Deborah stared down at her, prepared to feel anger and bitterness toward this woman who had been so cruel to her. But strangely, all Deborah saw was an old woman, frail and unthreatening. She didn't remember Wachera's being so
small
....
"She usually wakens later in the day," the young African nurse said. "Can we telephone you?"
"Please. I'll be at the Outspan."
"Let me offer you some tea, Dr. Treverton," the mother superior said. "We feel so honored to have you visit us."
Deborah talked for a while with Mother Superior, drinking Countess Treverton tea and discussing Mama Wachera.
"Her grandson visits her quite often," Perpetua said. "Dr. Mathenge is a good man. His wife died a few years ago. Did you know that?"
"Yes. But I don't know how she died."
"Malaria, it was. Just when we thought we had conquered it, now there's a new strain that is resistant to chloroquine. Dr. Mathenge is carrying on the work he and his wife both had been doing. We pray for him daily. Dr. Mathenge is taking healing and the Lord to the people of Kenya."
Afterward Deborah visited the eucalyptus glade, where the Sacrario
Duca d'Alessandro was still maintained by an old caretaker, the light still burning inside. Deborah liked to think that her grandmother and the Italian duke dwelt in a kind of eternal, spiritual lovemaking.
T
HE RAIN WAS
coming down hard by the time she returned to the Out-span Hotel. She went straight to her cottage, bypassing the dining room where lunch was being served. As she closed the door behind her, cutting off the wind and driving rain, and began to remove her damp sweater, Deborah received a shock.
"Jonathan!"
He rose from the sofa. "Hi, Debbie. I hope you don't mind. I told them I was your husband. A bribe got me the key to your room."

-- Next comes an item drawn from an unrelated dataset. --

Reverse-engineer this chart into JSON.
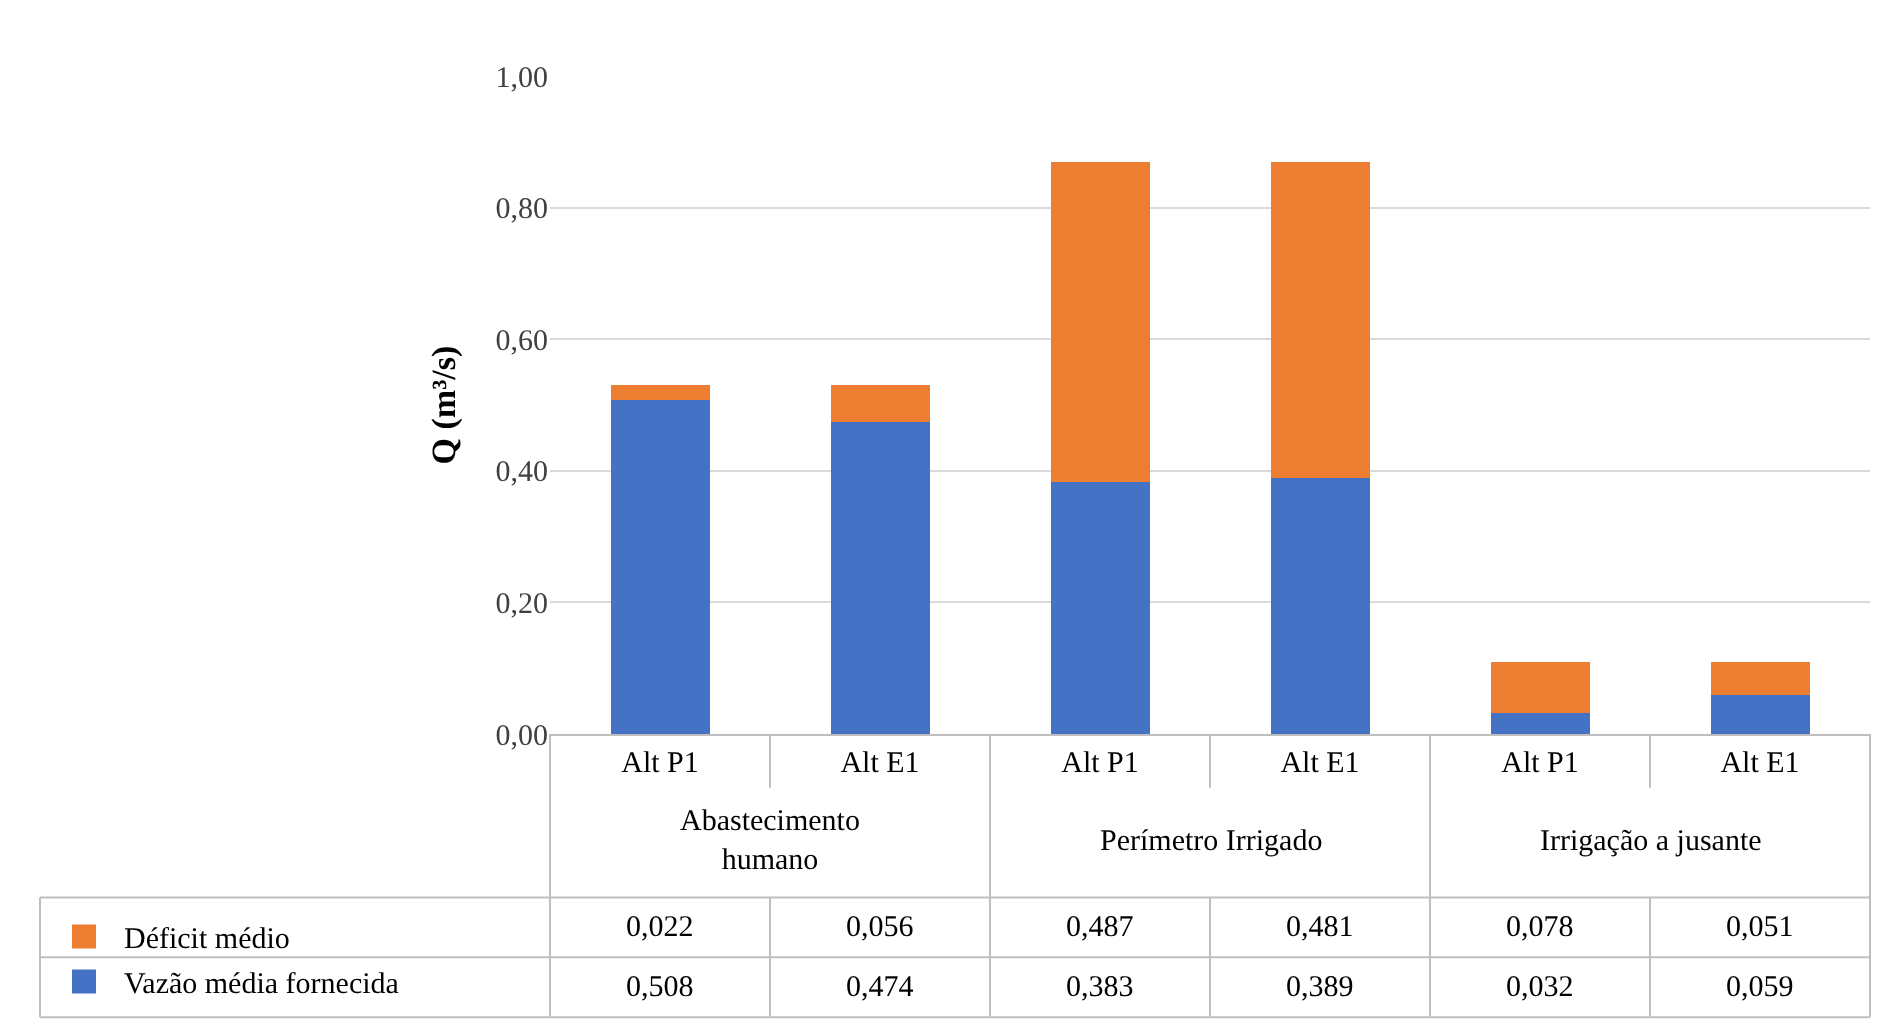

"Jonathan," she said again, "what are you doing here?"
"You sounded so strange on the phone the last time we talked that I got worried. I decided to come and find out what's going on."
J
ONATHAN OPENED HIS ARMS TO RECEIVE HER.
But Deborah hesitated by the door. She hadn't planned to tell him so soon. She had wanted time, to think and to prepare. So she went to the phone and asked for room service. As she ordered salad, fruit, sandwiches, and tea, she kept her eye on Jonathan. He looked tired.
By the time Deborah had hung up and was removing her sweater, Jonathan was on his knees lighting a fire.

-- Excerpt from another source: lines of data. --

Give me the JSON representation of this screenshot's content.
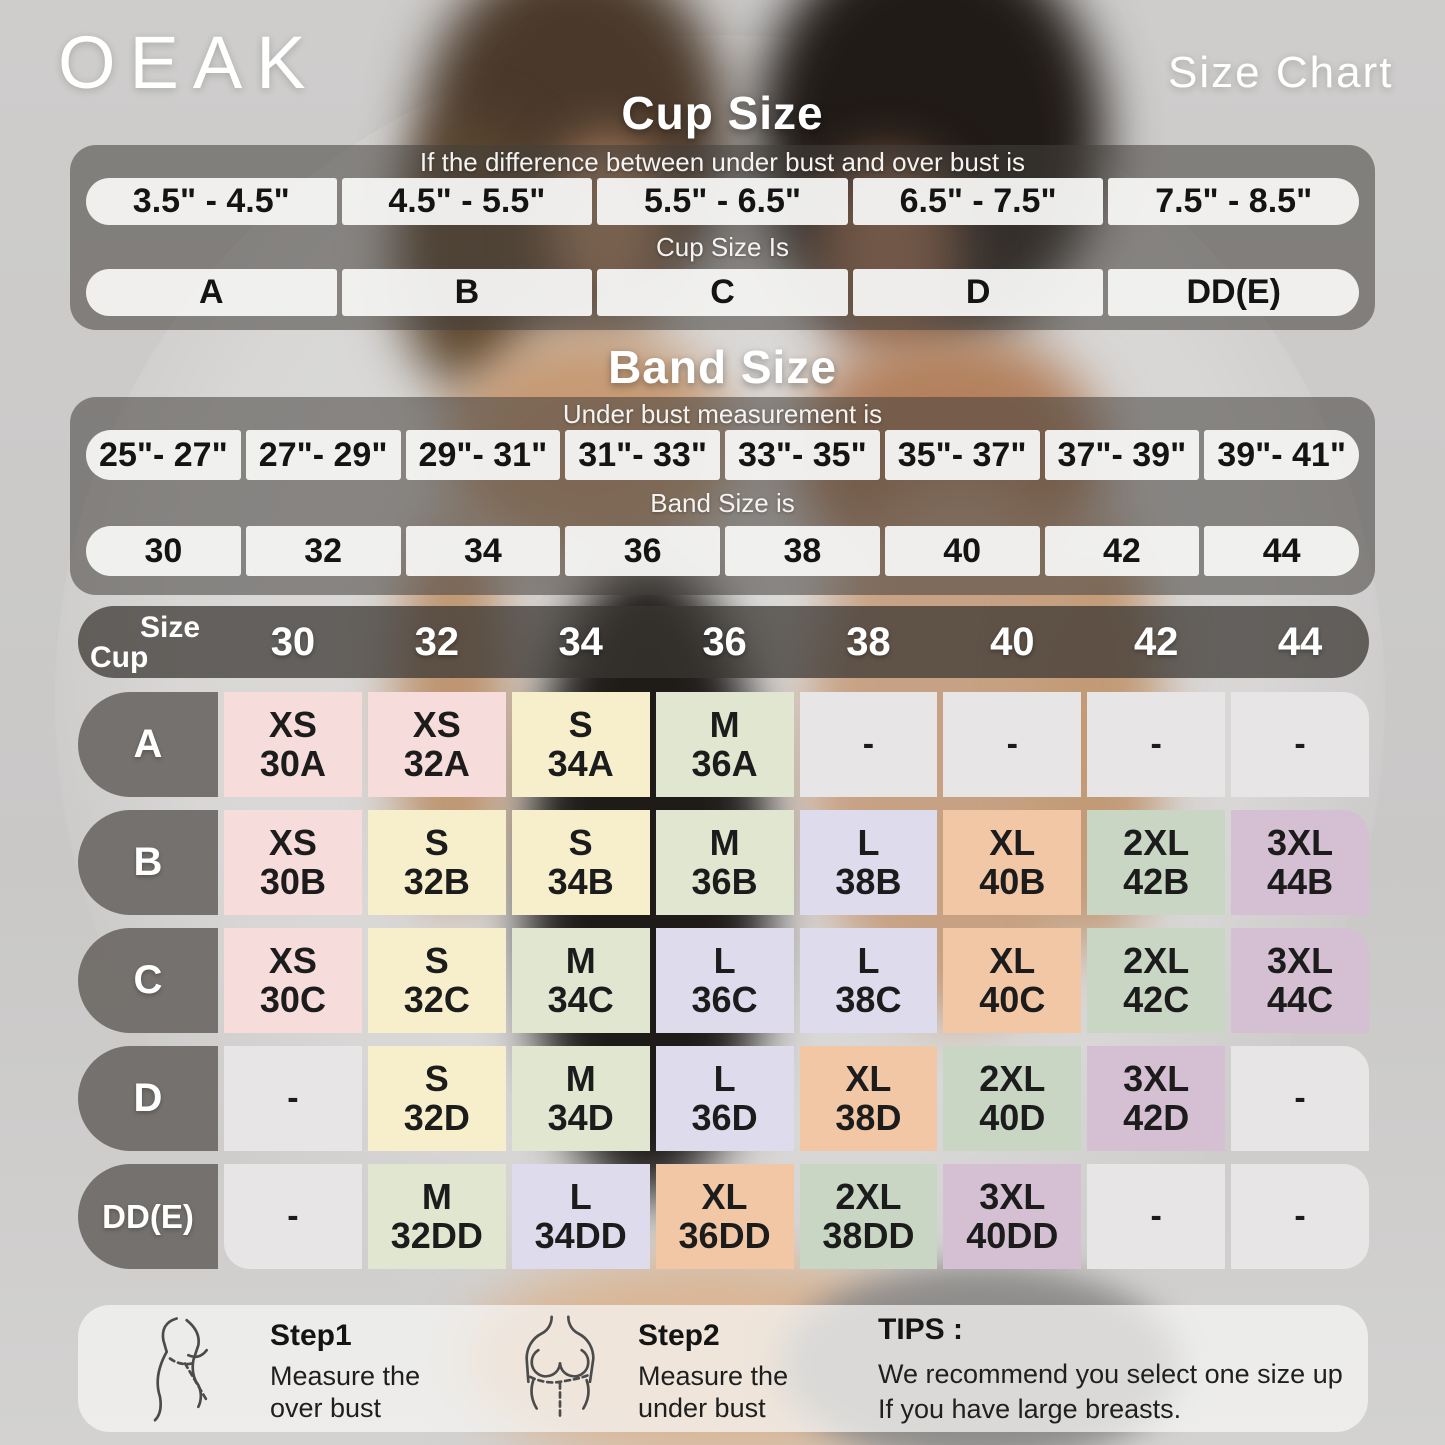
{
  "brand": "OEAK",
  "page_title": "Size Chart",
  "cup_section": {
    "title": "Cup Size",
    "instruction": "If the  difference between under bust and over bust is",
    "ranges": [
      "3.5\" - 4.5\"",
      "4.5\" - 5.5\"",
      "5.5\" - 6.5\"",
      "6.5\" - 7.5\"",
      "7.5\" - 8.5\""
    ],
    "result_label": "Cup Size Is",
    "cups": [
      "A",
      "B",
      "C",
      "D",
      "DD(E)"
    ]
  },
  "band_section": {
    "title": "Band Size",
    "instruction": "Under bust measurement is",
    "ranges": [
      "25\"- 27\"",
      "27\"- 29\"",
      "29\"- 31\"",
      "31\"- 33\"",
      "33\"- 35\"",
      "35\"- 37\"",
      "37\"- 39\"",
      "39\"- 41\""
    ],
    "result_label": "Band Size is",
    "bands": [
      "30",
      "32",
      "34",
      "36",
      "38",
      "40",
      "42",
      "44"
    ]
  },
  "matrix": {
    "corner_top": "Size",
    "corner_bottom": "Cup",
    "columns": [
      "30",
      "32",
      "34",
      "36",
      "38",
      "40",
      "42",
      "44"
    ],
    "rows": [
      {
        "cup": "A",
        "cells": [
          [
            "XS",
            "30A"
          ],
          [
            "XS",
            "32A"
          ],
          [
            "S",
            "34A"
          ],
          [
            "M",
            "36A"
          ],
          [
            "-",
            ""
          ],
          [
            "-",
            ""
          ],
          [
            "-",
            ""
          ],
          [
            "-",
            ""
          ]
        ]
      },
      {
        "cup": "B",
        "cells": [
          [
            "XS",
            "30B"
          ],
          [
            "S",
            "32B"
          ],
          [
            "S",
            "34B"
          ],
          [
            "M",
            "36B"
          ],
          [
            "L",
            "38B"
          ],
          [
            "XL",
            "40B"
          ],
          [
            "2XL",
            "42B"
          ],
          [
            "3XL",
            "44B"
          ]
        ]
      },
      {
        "cup": "C",
        "cells": [
          [
            "XS",
            "30C"
          ],
          [
            "S",
            "32C"
          ],
          [
            "M",
            "34C"
          ],
          [
            "L",
            "36C"
          ],
          [
            "L",
            "38C"
          ],
          [
            "XL",
            "40C"
          ],
          [
            "2XL",
            "42C"
          ],
          [
            "3XL",
            "44C"
          ]
        ]
      },
      {
        "cup": "D",
        "cells": [
          [
            "-",
            ""
          ],
          [
            "S",
            "32D"
          ],
          [
            "M",
            "34D"
          ],
          [
            "L",
            "36D"
          ],
          [
            "XL",
            "38D"
          ],
          [
            "2XL",
            "40D"
          ],
          [
            "3XL",
            "42D"
          ],
          [
            "-",
            ""
          ]
        ]
      },
      {
        "cup": "DD(E)",
        "cells": [
          [
            "-",
            ""
          ],
          [
            "M",
            "32DD"
          ],
          [
            "L",
            "34DD"
          ],
          [
            "XL",
            "36DD"
          ],
          [
            "2XL",
            "38DD"
          ],
          [
            "3XL",
            "40DD"
          ],
          [
            "-",
            ""
          ],
          [
            "-",
            ""
          ]
        ]
      }
    ]
  },
  "colors": {
    "size_fill": {
      "XS": "#f6dcda",
      "S": "#f7efcc",
      "M": "#e0e6d0",
      "L": "#dedbec",
      "XL": "#f2c7a6",
      "2XL": "#c9d6c4",
      "3XL": "#d5bfd3",
      "-": "#e7e5e6"
    }
  },
  "guide": {
    "step1": {
      "title": "Step1",
      "line1": "Measure the",
      "line2": "over bust"
    },
    "step2": {
      "title": "Step2",
      "line1": "Measure the",
      "line2": "under bust"
    },
    "tips": {
      "title": "TIPS :",
      "line1": "We recommend you select one size up",
      "line2": "If you have large breasts."
    }
  }
}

This was a familiar scene, one which they had enacted many times in their apartment on Nob Hill. Coming in out of fog or rain, shrugging out of wet clothes, Jonathan started the fire, Deborah made the tea, and then came the hours of warmth and coziness, just the two of them, talking quietly, reviewing the day—patients, surgery, plans for their new office. It was within such golden circles of firelight that their love for each other had grown and strengthened and bound them together.

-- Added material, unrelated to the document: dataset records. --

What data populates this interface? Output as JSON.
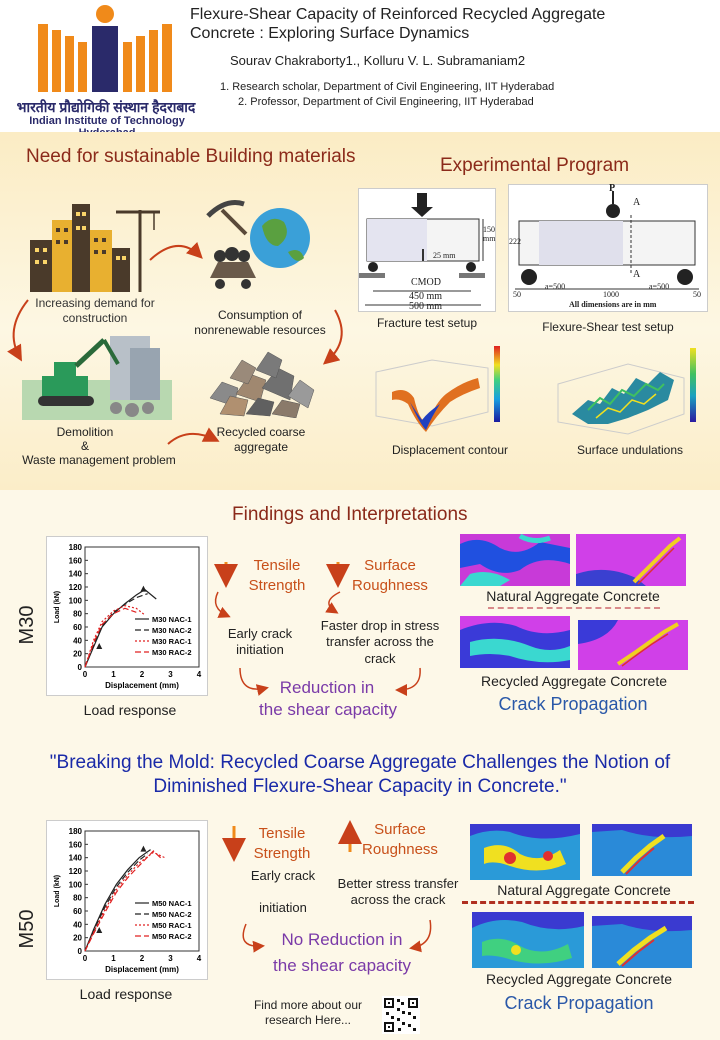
{
  "header": {
    "title_line1": "Flexure-Shear Capacity of Reinforced Recycled Aggregate",
    "title_line2": "Concrete : Exploring Surface Dynamics",
    "authors": "Sourav Chakraborty1., Kolluru V. L. Subramaniam2",
    "affil1": "1. Research scholar, Department of Civil Engineering, IIT Hyderabad",
    "affil2": "2. Professor, Department of Civil Engineering, IIT Hyderabad",
    "logo_hindi": "भारतीय प्रौद्योगिकी संस्थान हैदराबाद",
    "logo_english": "Indian Institute of Technology Hyderabad"
  },
  "need": {
    "title": "Need for sustainable Building materials",
    "demand": "Increasing demand for construction",
    "consumption": "Consumption of nonrenewable resources",
    "demolition_l1": "Demolition",
    "demolition_l2": "&",
    "demolition_l3": "Waste management problem",
    "recycled": "Recycled coarse aggregate"
  },
  "experimental": {
    "title": "Experimental Program",
    "fracture_caption": "Fracture test setup",
    "flexure_caption": "Flexure-Shear test setup",
    "displacement_caption": "Displacement contour",
    "surface_caption": "Surface undulations",
    "fracture_labels": {
      "cmod": "CMOD",
      "d450": "450 mm",
      "d500": "500 mm",
      "d150": "150 mm",
      "d25": "25 mm"
    },
    "flexure_labels": {
      "p": "P",
      "a": "A",
      "d222": "222",
      "a500l": "a=500",
      "a500r": "a=500",
      "d1000": "1000",
      "d50l": "50",
      "d50r": "50",
      "note": "All dimensions are in mm"
    }
  },
  "findings": {
    "title": "Findings and Interpretations",
    "m30": {
      "label": "M30",
      "chart_caption": "Load response",
      "tensile": "Tensile Strength",
      "roughness": "Surface Roughness",
      "early": "Early crack initiation",
      "faster": "Faster drop in stress transfer across the crack",
      "reduction_l1": "Reduction in",
      "reduction_l2": "the shear capacity",
      "nac": "Natural Aggregate Concrete",
      "rac": "Recycled Aggregate Concrete",
      "crack": "Crack Propagation"
    },
    "quote_l1": "\"Breaking the Mold: Recycled Coarse Aggregate Challenges the Notion of",
    "quote_l2": "Diminished Flexure-Shear Capacity in Concrete.\"",
    "m50": {
      "label": "M50",
      "chart_caption": "Load response",
      "tensile": "Tensile Strength",
      "roughness": "Surface Roughness",
      "early_l1": "Early crack",
      "early_l2": "initiation",
      "better": "Better stress transfer across the crack",
      "noreduction_l1": "No Reduction in",
      "noreduction_l2": "the shear capacity",
      "nac": "Natural Aggregate Concrete",
      "rac": "Recycled Aggregate Concrete",
      "crack": "Crack Propagation"
    },
    "find_more": "Find more about our research Here..."
  },
  "chart_data": [
    {
      "type": "line",
      "xlabel": "Displacement (mm)",
      "ylabel": "Load (kN)",
      "xlim": [
        0,
        4
      ],
      "ylim": [
        0,
        180
      ],
      "xticks": [
        "0",
        "1",
        "2",
        "3",
        "4"
      ],
      "yticks": [
        "0",
        "20",
        "40",
        "60",
        "80",
        "100",
        "120",
        "140",
        "160",
        "180"
      ],
      "series": [
        {
          "name": "M30 NAC-1",
          "color": "#222222",
          "dash": "",
          "x": [
            0,
            0.3,
            0.6,
            1.0,
            1.4,
            1.8,
            2.1,
            2.5
          ],
          "y": [
            0,
            30,
            60,
            80,
            95,
            108,
            116,
            102
          ]
        },
        {
          "name": "M30 NAC-2",
          "color": "#222222",
          "dash": "6,3",
          "x": [
            0,
            0.3,
            0.6,
            1.0,
            1.4,
            1.8,
            2.2
          ],
          "y": [
            0,
            33,
            62,
            82,
            94,
            104,
            110
          ]
        },
        {
          "name": "M30 RAC-1",
          "color": "#e02020",
          "dash": "2,2",
          "x": [
            0,
            0.3,
            0.6,
            1.0,
            1.4,
            1.8,
            2.1
          ],
          "y": [
            0,
            40,
            68,
            84,
            92,
            88,
            78
          ]
        },
        {
          "name": "M30 RAC-2",
          "color": "#e02020",
          "dash": "6,3",
          "x": [
            0,
            0.3,
            0.6,
            1.0,
            1.4,
            1.8
          ],
          "y": [
            0,
            36,
            64,
            80,
            88,
            82
          ]
        }
      ]
    },
    {
      "type": "line",
      "xlabel": "Displacement (mm)",
      "ylabel": "Load (kN)",
      "xlim": [
        0,
        4
      ],
      "ylim": [
        0,
        180
      ],
      "xticks": [
        "0",
        "1",
        "2",
        "3",
        "4"
      ],
      "yticks": [
        "0",
        "20",
        "40",
        "60",
        "80",
        "100",
        "120",
        "140",
        "160",
        "180"
      ],
      "series": [
        {
          "name": "M50 NAC-1",
          "color": "#222222",
          "dash": "",
          "x": [
            0,
            0.3,
            0.7,
            1.1,
            1.5,
            1.9,
            2.3
          ],
          "y": [
            0,
            32,
            70,
            100,
            122,
            140,
            152
          ]
        },
        {
          "name": "M50 NAC-2",
          "color": "#222222",
          "dash": "6,3",
          "x": [
            0,
            0.3,
            0.7,
            1.1,
            1.5,
            1.9,
            2.2
          ],
          "y": [
            0,
            30,
            66,
            96,
            118,
            136,
            146
          ]
        },
        {
          "name": "M50 RAC-1",
          "color": "#e02020",
          "dash": "2,2",
          "x": [
            0,
            0.3,
            0.7,
            1.1,
            1.5,
            1.9,
            2.4,
            2.8
          ],
          "y": [
            0,
            28,
            62,
            92,
            114,
            132,
            148,
            140
          ]
        },
        {
          "name": "M50 RAC-2",
          "color": "#e02020",
          "dash": "6,3",
          "x": [
            0,
            0.3,
            0.7,
            1.1,
            1.5,
            1.9,
            2.4,
            2.7
          ],
          "y": [
            0,
            26,
            58,
            88,
            110,
            128,
            150,
            138
          ]
        }
      ]
    }
  ]
}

But now the fire smelled wrong because the wood was foreign, and Jonathan kept his leather jacket on; the tea was brought by an African room
steward, who served in silence while Deborah remained standing, ready with the five-shilling tip; and then, when she was alone with Jonathan again, she didn't go sit next to him on the sofa, sliding under his arm, curling her legs up and leaning into his body. She stood by the fireplace, looking at him, suddenly afraid.
"What's happened, Debbie?" he asked at last.
Deborah struggled for self-control. "Jonathan, I lied to you."
His expression didn't change.
"You asked me what a dying old African medicine woman was to me. I told you I didn't know. That was a lie. She's my grandmother."
He remained perfectly still, staring up at her.
"At least," she added, "I thought so at the time."
The fire cracked loudly, and a red-hot shower of sparks went up the chimney. Outside heavy rain had turned the day as dark as night. It pelted the veranda roof; it drenched the forest that grew at the bottom of the sloping lawn. Deborah went to the low table in front of the sofa and poured two cups of tea. But they remained untouched.